Киш вернул кузнецу паспорт и строго, уже по-венгерски спросил:
— Зачем ты явился в Будапешт?
— Харч сыну привез. Голодаете вы тут, говорят.
— Где работает сын?
— Служит мой Тибор. Второй год.
— В войсках? В милиции? В АВХ?
— А кто же его знает. Военная тайна.
— Адрес.
— Бульвар Йожефа Ференца, угол шоссе Юллеи, напротив кино «Корвин», что в переулке Кишфалуди.
— Казармы Килиана, бывшие Марии Терезии?! — воскликнул атаман. — Штаб-квартира рабочего батальона, в котором отбывают службу не вполне благонадежные молодые венгры: сынки так называемых кулаков, подкулачников, то есть всех, кто любит землю и умеет на ней работать.
— Они самые.
Ласло Киш шумно, с облегчением рассмеялся. Полная неразбериха. Отец за старый режим цепляется, а сын новый утверждает. Досады как не бывало. Потеплело, посветлело на душе Мальчика. Он похлопал кузнеца по плечу, пожелал ему счастливого пути и сказал на прощание:
— Передай привет герою килианских казарм. Скажи сыну, что командующий отрядом революционных повстанцев «Крылья турула» низко ему кланяется. И еще скажи насчет земли: в обиду ее не дадим, определим в надежные руки. Будь здоров! Иди!
Крестьянин не торопился уходить. Поправил на спине корзину, с лукавой ухмылкой посмотрел на «революционного повстанца».
— Я самое главное вам не сказал, господин хороший. Скажу и пойду… Недавно у меня был разговор с таким же вот повстанцем.
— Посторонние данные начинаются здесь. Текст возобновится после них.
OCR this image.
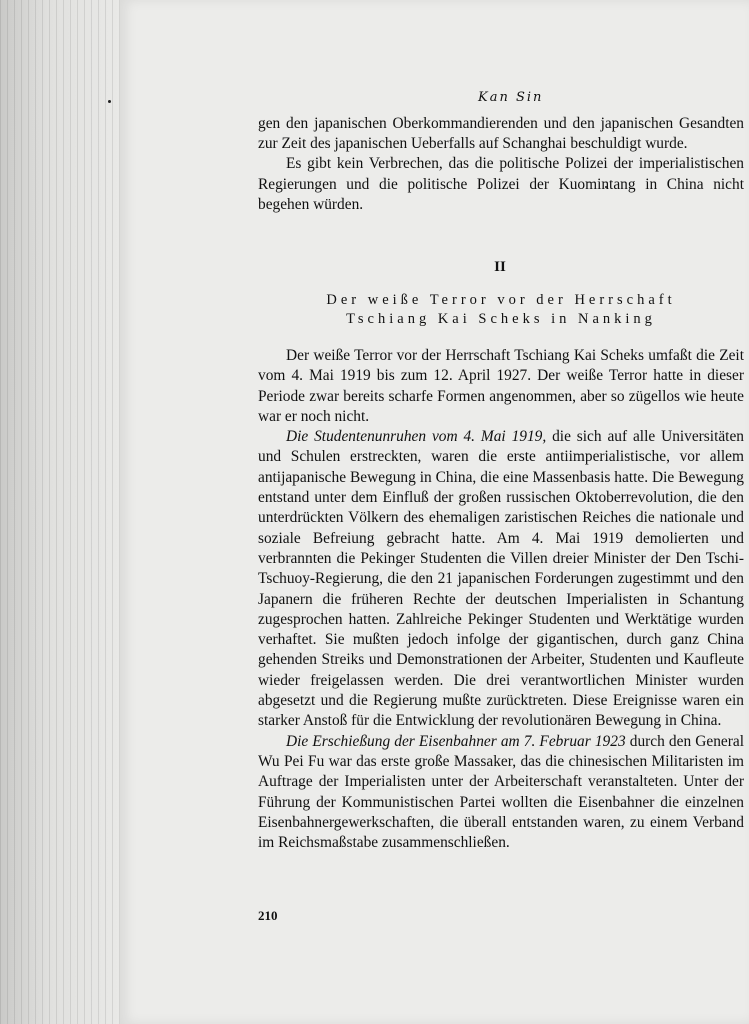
Kan Sin

gen den japanischen Oberkommandierenden und den japanischen Gesandten zur Zeit des japanischen Ueberfalls auf Schanghai beschuldigt wurde.

Es gibt kein Verbrechen, das die politische Polizei der imperialistischen Regierungen und die politische Polizei der Kuomintang in China nicht begehen würden.

II
Der weiße Terror vor der Herrschaft
Tschiang Kai Scheks in Nanking

Der weiße Terror vor der Herrschaft Tschiang Kai Scheks umfaßt die Zeit vom 4. Mai 1919 bis zum 12. April 1927. Der weiße Terror hatte in dieser Periode zwar bereits scharfe Formen angenommen, aber so zügellos wie heute war er noch nicht.

Die Studentenunruhen vom 4. Mai 1919, die sich auf alle Universitäten und Schulen erstreckten, waren die erste antiimperialistische, vor allem antijapanische Bewegung in China, die eine Massenbasis hatte. Die Bewegung entstand unter dem Einfluß der großen russischen Oktoberrevolution, die den unterdrückten Völkern des ehemaligen zaristischen Reiches die nationale und soziale Befreiung gebracht hatte. Am 4. Mai 1919 demolierten und verbrannten die Pekinger Studenten die Villen dreier Minister der Den Tschi-Tschuoy-Regierung, die den 21 japanischen Forderungen zugestimmt und den Japanern die früheren Rechte der deutschen Imperialisten in Schantung zugesprochen hatten. Zahlreiche Pekinger Studenten und Werktätige wurden verhaftet. Sie mußten jedoch infolge der gigantischen, durch ganz China gehenden Streiks und Demonstrationen der Arbeiter, Studenten und Kaufleute wieder freigelassen werden. Die drei verantwortlichen Minister wurden abgesetzt und die Regierung mußte zurücktreten. Diese Ereignisse waren ein starker Anstoß für die Entwicklung der revolutionären Bewegung in China.

Die Erschießung der Eisenbahner am 7. Februar 1923 durch den General Wu Pei Fu war das erste große Massaker, das die chinesischen Militaristen im Auftrage der Imperialisten unter der Arbeiterschaft veranstalteten. Unter der Führung der Kommunistischen Partei wollten die Eisenbahner die einzelnen Eisenbahnergewerkschaften, die überall entstanden waren, zu einem Verband im Reichsmaßstabe zusammenschließen.

210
Про нее, про земельку, говорили и про то, где собака зарыта…
— Эй, кузнец, не валяй дурака, говори толком! — повысил голос атаман. — Не имею времени болтать с тобой.
— Какое тут дурачество! Про жизнь и про смерть буду говорить.
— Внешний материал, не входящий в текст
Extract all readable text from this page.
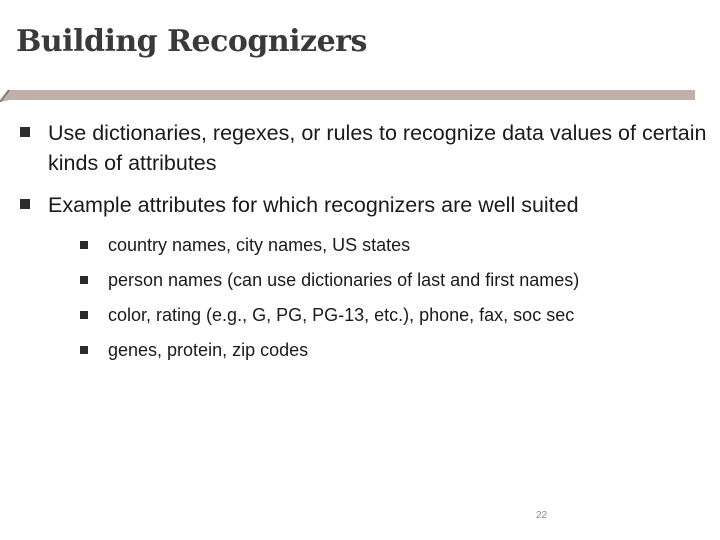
Building Recognizers
Use dictionaries, regexes, or rules to recognize data values of certain kinds of attributes
Example attributes for which recognizers are well suited
country names, city names, US states
person names (can use dictionaries of last and first names)
color, rating (e.g., G, PG, PG-13, etc.), phone, fax, soc sec
genes, protein, zip codes
22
Киш примерно догадывался, что хотел сказать кузнец, и закипел гневом. Крестьянин ясно это видел и не выразил ни страха, ни малейшего желания остановиться, промолчать, пойти своей дорогой. То, что он собирался сказать, распирало ему грудь, делало гордым, сильным.
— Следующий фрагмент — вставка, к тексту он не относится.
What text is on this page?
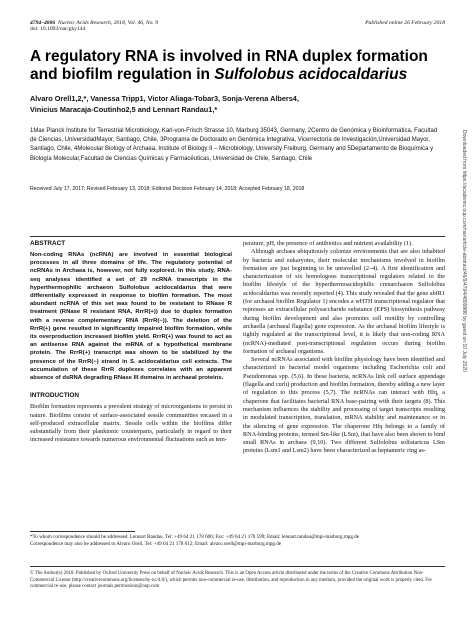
4794–4806 Nucleic Acids Research, 2018, Vol. 46, No. 9
doi: 10.1093/nar/gky144
Published online 26 February 2018
A regulatory RNA is involved in RNA duplex formation and biofilm regulation in Sulfolobus acidocaldarius
Alvaro Orell1,2,*, Vanessa Tripp1, Victor Aliaga-Tobar3, Sonja-Verena Albers4,
Vinicius Maracaja-Coutinho2,5 and Lennart Randau1,*
1Max Planck Institute for Terrestrial Microbiology, Karl-von-Frisch Strasse 10, Marburg 35043, Germany, 2Centro de Genómica y Bioinformática, Facultad de Ciencias, UniversidadMayor, Santiago, Chile, 3Programa de Doctorado en Genómica Integrativa, Vicerrectoría de Investigación,Universidad Mayor, Santiago, Chile, 4Molecular Biology of Archaea, Institute of Biology II – Microbiology, University Freiburg, Germany and 5Departamento de Bioquímica y Biología Molecular,Facultad de Ciencias Químicas y Farmacéuticas, Universidad de Chile, Santiago, Chile
Received July 17, 2017; Revised February 13, 2018; Editorial Decision February 14, 2018; Accepted February 18, 2018
ABSTRACT
Non-coding RNAs (ncRNA) are involved in essential biological processes in all three domains of life. The regulatory potential of ncRNAs in Archaea is, however, not fully explored. In this study, RNA-seq analyses identified a set of 29 ncRNA transcripts in the hyperthermophilic archaeon Sulfolobus acidocaldarius that were differentially expressed in response to biofilm formation. The most abundant ncRNA of this set was found to be resistant to RNase R treatment (RNase R resistant RNA, RrrR(+)) due to duplex formation with a reverse complementary RNA (RrrR(−)). The deletion of the RrrR(+) gene resulted in significantly impaired biofilm formation, while its overproduction increased biofilm yield. RrrR(+) was found to act as an antisense RNA against the mRNA of a hypothetical membrane protein. The RrrR(+) transcript was shown to be stabilized by the presence of the RrrR(−) strand in S. acidocaldarius cell extracts. The accumulation of these RrrR duplexes correlates with an apparent absence of dsRNA degrading RNase III domains in archaeal proteins.
INTRODUCTION

Biofilm formation represents a prevalent strategy of microorganisms to persist in nature. Biofilms consist of surface-associated sessile communities encased in a self-produced extracellular matrix. Sessile cells within the biofilms differ substantially from their planktonic counterparts, particularly in regard to their increased resistance towards numerous environmental fluctuations such as tem-

perature, pH, the presence of antibiotics and nutrient availability (1).

Although archaea ubiquitously colonize environments that are also inhabited by bacteria and eukaryotes, their molecular mechanisms involved in biofilm formation are just beginning to be unravelled (2–4). A first identification and characterization of six homologous transcriptional regulators related to the biofilm lifestyle of the hyperthermoacidophilic crenarchaeon Sulfolobus acidocaldarius was recently reported (4). This study revealed that the gene abfR1 (for archaeal biofilm Regulator 1) encodes a wHTH transcriptional regulator that represses an extracellular polysaccharide substance (EPS) biosynthesis pathway during biofilm development and also promotes cell motility by controlling archaella (archaeal flagella) gene expression. As the archaeal biofilm lifestyle is tightly regulated at the transcriptional level, it is likely that non-coding RNA (ncRNA)-mediated post-transcriptional regulation occurs during biofilm formation of archaeal organisms.

Several ncRNAs associated with biofilm physiology have been identified and characterized in bacterial model organisms including Escherichia coli and Pseudomonas spp. (5,6). In these bacteria, ncRNAs link cell surface appendage (flagella and curli) production and biofilm formation, thereby adding a new layer of regulation to this process (5,7). The ncRNAs can interact with Hfq, a chaperone that facilitates bacterial RNA base-pairing with their targets (8). This mechanism influences the stability and processing of target transcripts resulting in modulated transcription, translation, mRNA stability and maintenance or in the silencing of gene expression. The chaperone Hfq belongs to a family of RNA-binding proteins, termed Sm-like (LSm), that have also been shown to bind small RNAs in archaea (9,10). Two different Sulfolobus solfataricus LSm proteins (Lsm1 and Lsm2) have been characterized as heptameric ring as-

*To whom correspondence should be addressed. Lennart Randau. Tel: +49 64 21 178 600; Fax: +49 64 21 178 599; Email: lennart.randau@mpi-marburg.mpg.de
Correspondence may also be addressed to Alvaro Orell. Tel: +49 64 21 178 612; Email: alvaro.orell@mpi-marburg.mpg.de
© The Author(s) 2018. Published by Oxford University Press on behalf of Nucleic Acids Research. This is an Open Access article distributed under the terms of the Creative Commons Attribution Non-Commercial License (http://creativecommons.org/licenses/by-nc/4.0/), which permits non-commercial re-use, distribution, and reproduction in any medium, provided the original work is properly cited. For commercial re-use, please contact journals.permissions@oup.com
Downloaded from https://academic.oup.com/nar/article-abstract/46/9/4794/4899986 by guest on 10 July 2020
— Ну! — сквозь стиснутые зубы поторопил Киш. Ему во что бы то ни стало надо было знать до конца, чем живет этот толстокожий, плутоватый, крепко стоящий на своих медвежьих ногах мужик. Знать и сделать далеко идущие выводы.
— Так вот, я говорю: два дня тому назад я столкнулся с таким же умным советчиком, как вы. Примчался в нашу деревню со своей ватагой на грузовике. Автоматы во все стороны торчат. Карманы набиты патронами. На шапках кокарды сияют, на груди — ордена Франца Иосифа. Кузов машины опоясан трехцветной новенькой лентой. На радиаторе старый герб красуется. Шик, блеск, гром и молния — падай на колени всякий, кто в помещичьего бога перестал верить, кто пашет помещичью землю, кто живет в его усадьбе. Короче говоря, явился к нам собственной персоной наш старый «благодетель», владелец земель всей округи — километров двадцать пять на север, километров сорок на юг, столько же на восток и запад. Магнат. Помещик. Сын помещика. Внук помещика. Правнук помещика. Воскрес покойничек и протянул костлявую лапу к нашему кооперативному добру: мое оно, ироды, отдайте, а сами поживее убирайтесь, пока целы, к чертовой матери. Ну, мы, конечно, уважили благодетеля, — крестьянин подмигнул Кишу. Его толстые обветренные губы широко раздвинулись, открыли белые литые зубы. — Гуртом уважили магната. Сразу, со всех концов накинулись на его братию, отняли автоматы и гранаты и таких тумаков им надавали, что они еле ноги унесли. Даже машину бросили. Известно, и нам кой-чего досталось — кому по ребрам, кому в дыхло. Отчаянно огрызались покойнички. Зато мы теперь с хорошей прибылью даровую машину и автоматы приобрели. В случае чего ехать есть на чем и по зубам дать есть чем. — Крестьянин поднял плечи, встряхнул тяжелой корзиной и сказал на прощание: — Вот так-то, господин хороший. Намотайте себе на ус. Будьте здоровы. Передавайте привет битому магнату. Скажите, что рядовой член сельскохозяйственного кооператива имени Ленина Балинт Портиш низко ему кланяется.